Cette forme de doute est le mieux incarnée par René Descartes (1596 – 1650) dont le scepticisme est illustré par son exemple de la bougie. Si j’observe une bougie allumée, je sais que c’est une bougie. Si je la regarde quelques heures plus tard, je ne vois qu’un morceau de cire. Comment puis-je savoir que c’est toujours le même objet, mais ayant traversé un processus de changement ? Descartes considérait que ce qui ne change pas, c’est le sujet, celui qui doute et s’interroge. Ce sujet ne peux douter de lui-même ni de sa propre existence, et c’est de lui-même qu’il peut construire ce qu’il sait.

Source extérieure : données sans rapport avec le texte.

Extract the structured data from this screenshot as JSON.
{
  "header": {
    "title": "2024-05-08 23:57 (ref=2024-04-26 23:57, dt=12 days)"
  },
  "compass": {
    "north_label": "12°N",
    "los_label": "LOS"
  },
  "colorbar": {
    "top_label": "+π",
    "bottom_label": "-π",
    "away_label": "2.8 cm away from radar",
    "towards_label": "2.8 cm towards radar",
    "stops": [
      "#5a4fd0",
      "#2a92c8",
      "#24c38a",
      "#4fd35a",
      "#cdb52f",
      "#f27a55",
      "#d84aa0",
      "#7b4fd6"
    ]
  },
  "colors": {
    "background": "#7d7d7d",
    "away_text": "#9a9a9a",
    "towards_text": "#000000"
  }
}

Ainsi, à partir de Descartes, le problème fondamental de la philosophie est de trouver un moyen de passer au-delà des apparences et de trouver une méthode pour découvrir ce qui est vrai. Cela est accompli en deux temps, d’abord je doute, ensuite je cherche à établir une vérité de laquelle je ne puisse douter. Descartes doute pour ne plus avoir à douter, son scepticisme est méthodologique et systématique et n’est pas une fin en soi. Ce paradigme selon lequel tout problème est solvable et que tout peut être l’objet de connaissance à condition de trouver la bonne méthode est selon le philosophe Jean-François Lyotard (1924 – 1998) l’essence de la modernité. La modernité est ainsi fille du scepticisme. À la suite de Descartes, de nombreux philosophes ont cherché à comprendre et à expliquer comment l’esprit peut connaitre.
Douter de la raison : David Hume et Emmanuel Kant
Au XVIIIème siècle le scepticisme commence à s’attaquer aux religions organisées, d’abord sous l’influence du déisme, et ensuite de l’athéisme qui fait son apparition en tant que concept. Les français sont les principaux représentants de ce courant, Julien Offray de la Métrie (1709 – 1751), le Marquis de Sade (1740 – 1840), Jean Meslier (1664 – 1729) et bien sûr Voltaire (1694 – 1778) sont les premiers à « écraser l’infâme » (selon les mots de ce dernier), c’est-à-dire l’obscurantisme et le fanatisme religieux. Leur scepticisme est cependant peu développé et peu systématique, et prend ses origines plus dans les doctrines philosophiques de leurs auteurs (athéisme pour De la Metrie, libertinage pour De Sade, matérialisme pour Meslier et déisme pour Voltaire) que dans une véritable démarche de doute. Ce scepticisme critique commence cependant à avoir des effets directs dans la société de l’époque. Ainsi, alors qu’il n’était encore qu’un jeune curé de campagne, l’Abbé Grégoire (1750 – 1831), l’un des futurs pères de la Révolution, poussa ses paroissiens à pratiquer une agriculture scientifique et rationnelle au lieu de se baser sur les superstitions dans lesquelles ils croyaient, augmentant ainsi les rendements et diminuant le temps de travail.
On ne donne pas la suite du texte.